Chiang Kai-shek was lauded in life as an anti-communist hero, especially in the United States, and there are still more than 1,000 Chiang statues in public places around Taiwan. But attitudes towards him on the proudly democratic island have become more conflicted.
Chiang’s defeated Nationalist government fled to Taiwan after losing the Chinese civil in 1949.
During the Cold War, he was backed strongly by the United States, and some Taiwanese still view him positively for standing up to Mao Zedong’s communism.
But, many others revile him as a despot who imprisoned and killed opponents during a reign of terror. When he died in 1975, his son Chiang Ching-kuo took over and began tentative steps towards more political openness.
Yvon Lin, 36, a Taipei city councillor for the small New Power Party, which supports Taiwan’s formal independence, said the question of what to do with statues of the Chiangs was problematical as they were such polarising figures.
“Taiwan is quite special in that around half of people really support what the two Chiangs did in the past, so if we want to get rid of the symbols of authoritarianism these people could come out and protest,” Lin told Reuters.
In the past few years some statues have been daubed with paint, often around the anniversary of a 1947 anti-government uprising, generally seen as the start of Chiang’s “white terror” campaign against dissent in Taiwan.
His Nationalists took control of the island from Japan in 1945 at the end of World War Two.
Nowadays, at the mausoleum in Taoyuan, outside Taipei, tourists pose for pictures as they gather round the statues depicting Chiang in various roles, from kindly father figure, to wise scholar, to military commander.
Just as the Black Lives Matter movement has inspired a debate in Western countries over what to do with statues of people connected with the slave trade, Taiwan has also been coming to terms with a checkered history.
Under 2017’s Act on Promoting Transitional Justice, symbols of Taiwan’s authoritarian era are supposed to be removed, renamed or “handled in other ways”.

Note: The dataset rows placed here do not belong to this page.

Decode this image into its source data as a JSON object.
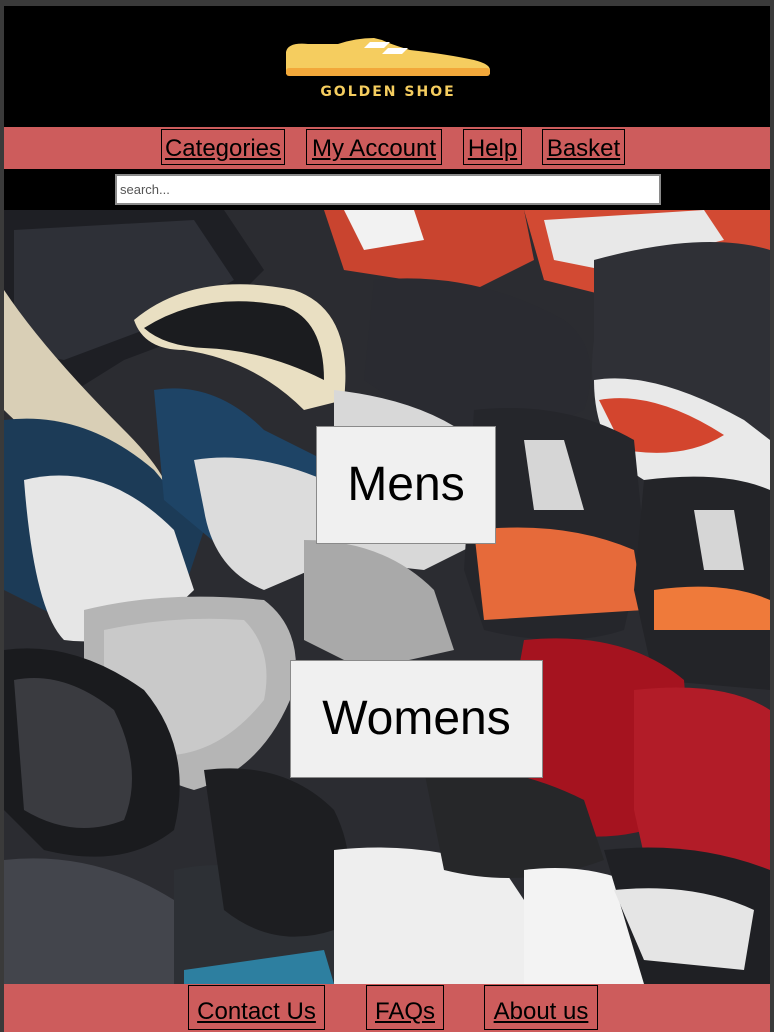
{
  "brand": {
    "name": "GOLDEN SHOE",
    "logo_icon": "shoe-icon",
    "accent": "#f5cd5f"
  },
  "nav": {
    "items": [
      {
        "label": "Categories"
      },
      {
        "label": "My Account"
      },
      {
        "label": "Help"
      },
      {
        "label": "Basket"
      }
    ],
    "background": "#cd5c5c"
  },
  "search": {
    "placeholder": "search...",
    "value": ""
  },
  "hero": {
    "buttons": [
      {
        "label": "Mens"
      },
      {
        "label": "Womens"
      }
    ]
  },
  "footer": {
    "items": [
      {
        "label": "Contact Us"
      },
      {
        "label": "FAQs"
      },
      {
        "label": "About us"
      }
    ]
  }
}
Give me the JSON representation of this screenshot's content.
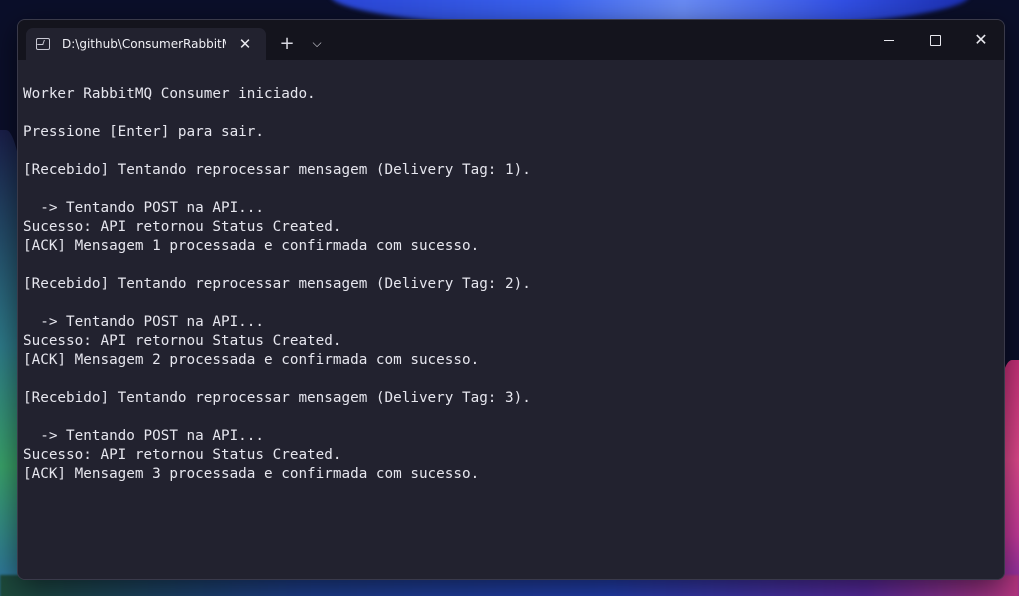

Yet enforcement is not specified, leaving local governments to make their own decisions.
Taiwan independence protesters threw red paid on Chiang’s sarcophagus at the mausoleum two years ago, something visitor Lin He-sheng expressed regret about.
“I don’t think there’s a need to be like that with someone who has died,” Lin told Reuters at the statue park. “You should look at his positive side. A person is not necessarily only about the negative.”